Sunday, November 9

AVOIDING A DECISION FORK

Being forced to choose one superpower over the other, the US or China, is Seoul’s biggest grand strategy headache. If South Korea had no choice – if it were forced to choose by a Sino-American war, for example – it would likely choose America. But that would antagonise China, and if the US were to ever retrench from East Asia, South Korea would be left exposed to a large, angry China.

To forestall this outcome, Mr Lee, as a presidential candidate earlier this year, said that South Korea should not participate in a regional conflict over Taiwan. That provoked a sharp backlash in the US, and Mr Lee has been trying to navigate these rocky shoals ever since.

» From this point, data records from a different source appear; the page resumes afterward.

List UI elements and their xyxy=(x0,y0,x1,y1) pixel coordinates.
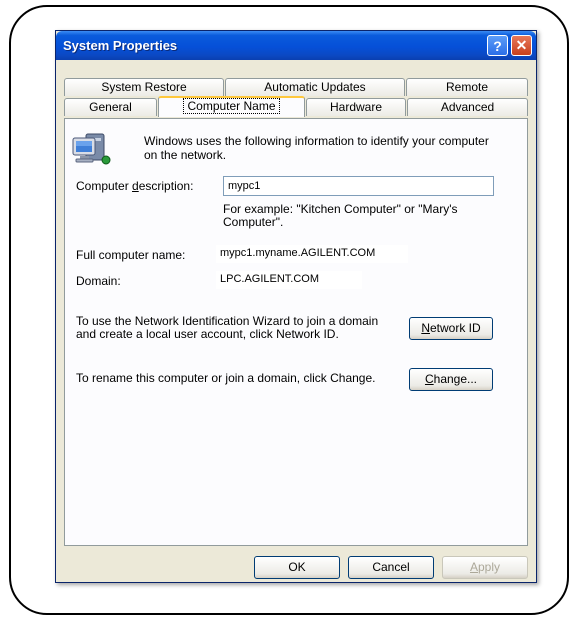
tab-general[interactable]: General xyxy=(64,98,157,116)
ok-button[interactable]: OK xyxy=(254,556,340,579)
system-properties-dialog: System Properties ? ✕ System Restore Aut… xyxy=(55,30,537,583)
help-icon: ? xyxy=(493,37,502,54)
full-computer-name-value: mypc1.myname.AGILENT.COM xyxy=(216,245,408,263)
window-title: System Properties xyxy=(63,38,178,53)
domain-value: LPC.AGILENT.COM xyxy=(216,271,362,289)
rename-text: To rename this computer or join a domain… xyxy=(76,371,376,385)
apply-button[interactable]: Apply xyxy=(442,556,528,579)
computer-name-panel: Windows uses the following information t… xyxy=(64,118,528,546)
tab-system-restore[interactable]: System Restore xyxy=(64,78,224,96)
network-id-text: To use the Network Identification Wizard… xyxy=(76,314,379,341)
network-id-button[interactable]: Network ID xyxy=(409,317,493,340)
help-button[interactable]: ? xyxy=(487,35,508,56)
computer-description-input[interactable]: mypc1 xyxy=(223,176,494,196)
computer-description-label: Computer description: xyxy=(76,179,194,193)
tab-computer-name-label: Computer Name xyxy=(183,98,280,114)
domain-label: Domain: xyxy=(76,274,121,288)
close-icon: ✕ xyxy=(515,37,528,53)
close-button[interactable]: ✕ xyxy=(511,35,532,56)
tab-automatic-updates[interactable]: Automatic Updates xyxy=(225,78,405,96)
example-text: For example: "Kitchen Computer" or "Mary… xyxy=(223,202,458,229)
tab-advanced[interactable]: Advanced xyxy=(407,98,528,116)
tab-remote[interactable]: Remote xyxy=(406,78,528,96)
intro-text: Windows uses the following information t… xyxy=(144,134,489,162)
tab-hardware[interactable]: Hardware xyxy=(306,98,406,116)
full-computer-name-label: Full computer name: xyxy=(76,248,186,262)
computer-network-icon xyxy=(72,133,111,165)
change-button[interactable]: Change... xyxy=(409,368,493,391)
title-bar[interactable]: System Properties ? ✕ xyxy=(56,31,536,60)
cancel-button[interactable]: Cancel xyxy=(348,556,434,579)
tab-computer-name[interactable]: Computer Name xyxy=(158,96,305,117)
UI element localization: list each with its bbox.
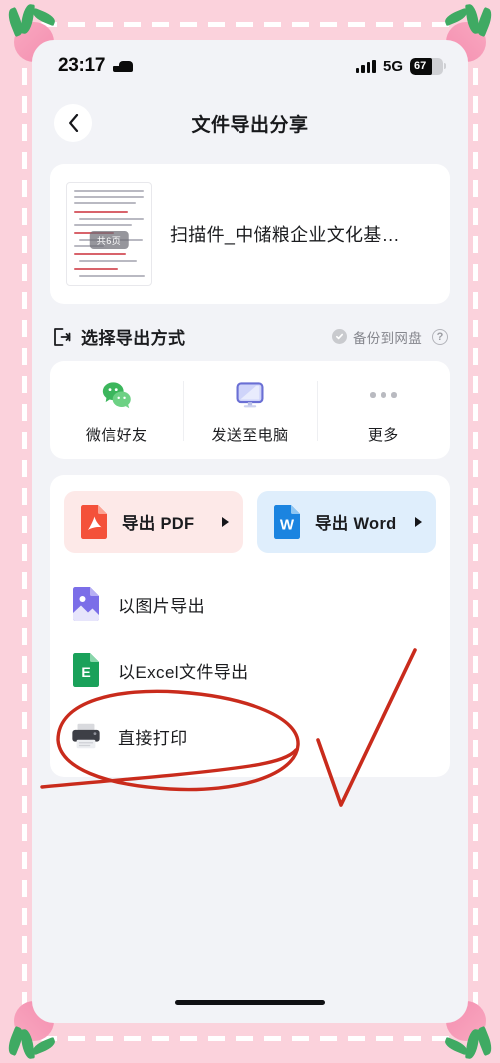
export-as-excel-label: 以Excel文件导出 — [118, 662, 249, 682]
file-name: 扫描件_中储粮企业文化基… — [170, 225, 400, 245]
frame-dashed-line-top — [40, 22, 460, 27]
navigation-bar: 文件导出分享 — [32, 92, 468, 154]
word-file-icon: W — [274, 505, 300, 539]
backup-to-cloud-toggle[interactable]: 备份到网盘 ? — [332, 327, 448, 347]
export-as-image-row[interactable]: 以图片导出 — [64, 571, 436, 637]
question-mark-icon[interactable]: ? — [432, 328, 448, 345]
frame-dashed-line-right — [473, 40, 478, 1023]
back-button[interactable] — [54, 104, 92, 142]
share-option-label: 更多 — [367, 427, 399, 444]
battery-level-label: 67 — [414, 60, 427, 72]
section-header: 选择导出方式 备份到网盘 ? — [52, 324, 448, 349]
triangle-right-icon — [222, 517, 229, 527]
export-word-label: 导出 Word — [315, 515, 397, 533]
print-directly-row[interactable]: 直接打印 — [64, 703, 436, 769]
page-count-badge: 共6页 — [89, 231, 129, 250]
section-title: 选择导出方式 — [81, 329, 186, 348]
signal-bars-icon — [355, 59, 376, 73]
export-word-button[interactable]: W 导出 Word — [257, 491, 436, 553]
status-bar-time: 23:17 — [58, 55, 106, 76]
printer-icon — [72, 723, 100, 749]
home-indicator — [175, 1000, 325, 1005]
export-as-excel-row[interactable]: E 以Excel文件导出 — [64, 637, 436, 703]
triangle-right-icon — [415, 517, 422, 527]
wechat-icon — [99, 377, 135, 413]
share-option-wechat[interactable]: 微信好友 — [50, 377, 183, 445]
backup-label: 备份到网盘 — [353, 330, 422, 346]
frame-dashed-line-bottom — [40, 1036, 460, 1041]
print-directly-label: 直接打印 — [118, 728, 188, 748]
phone-screen: 23:17 5G 67 文件导出分享 共6页 扫描件_中储粮企业文化基… 选择导… — [32, 40, 468, 1023]
status-bar: 23:17 5G 67 — [32, 40, 468, 92]
pdf-file-icon — [81, 505, 107, 539]
share-option-label: 发送至电脑 — [211, 427, 289, 444]
export-as-image-label: 以图片导出 — [118, 596, 205, 616]
page-title: 文件导出分享 — [191, 114, 309, 136]
bed-icon — [113, 60, 134, 72]
export-format-button-row: 导出 PDF W 导出 Word — [64, 491, 436, 553]
more-dots-icon — [365, 377, 401, 413]
check-circle-icon — [332, 329, 347, 344]
battery-icon: 67 — [410, 57, 443, 75]
file-card[interactable]: 共6页 扫描件_中储粮企业文化基… — [50, 164, 450, 304]
document-thumbnail: 共6页 — [66, 182, 152, 286]
image-file-icon — [73, 587, 99, 621]
chevron-left-icon — [68, 114, 78, 132]
share-option-label: 微信好友 — [85, 427, 148, 444]
export-pdf-button[interactable]: 导出 PDF — [64, 491, 243, 553]
export-pdf-label: 导出 PDF — [122, 515, 195, 533]
svg-text:W: W — [280, 517, 295, 534]
share-option-more[interactable]: 更多 — [316, 377, 450, 445]
frame-dashed-line-left — [22, 40, 27, 1023]
network-type-label: 5G — [382, 57, 403, 75]
export-options-card: 导出 PDF W 导出 Word 以图片导出 E 以Excel文件导出 直接打印 — [50, 475, 450, 777]
svg-text:E: E — [81, 664, 90, 680]
monitor-icon — [232, 377, 268, 413]
export-icon — [54, 327, 71, 346]
share-option-send-to-computer[interactable]: 发送至电脑 — [183, 377, 316, 445]
share-options-card: 微信好友 发送至电脑 更多 — [50, 361, 450, 459]
excel-file-icon: E — [73, 653, 99, 687]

He has done a remarkable job. By not overtly committing to the US, he has mollified China enough to retain some manoeuvring room for South Korea. 

Japan, by contrast, has less room because it is publicly aligned with the US on Taiwan. In 2021, a joint statement by then Japan Prime Minister Yoshihide Suga and US President Joe Biden reaffirmed “the importance of peace and stability across the Taiwan Strait”. Sino-Japanese relations are unsurprisingly tense.

WHAT SOUTH KOREA CAN GET FROM CHINA

As a liberal democracy, South Korea is ideologically more compatible with US alignment. The South Korean public strongly supports the US alliance and is fairly hostile to China. Mr Lee has contested this anti-China drift, and Mr Xi “rewarded” him at APEC by vowing to strengthen economic cooperation.

But the larger question is whether Mr Xi is prepared to make strategic, rather than minor economic concessions to South Korea in order to keep it less aligned with the US than Japan or Taiwan are.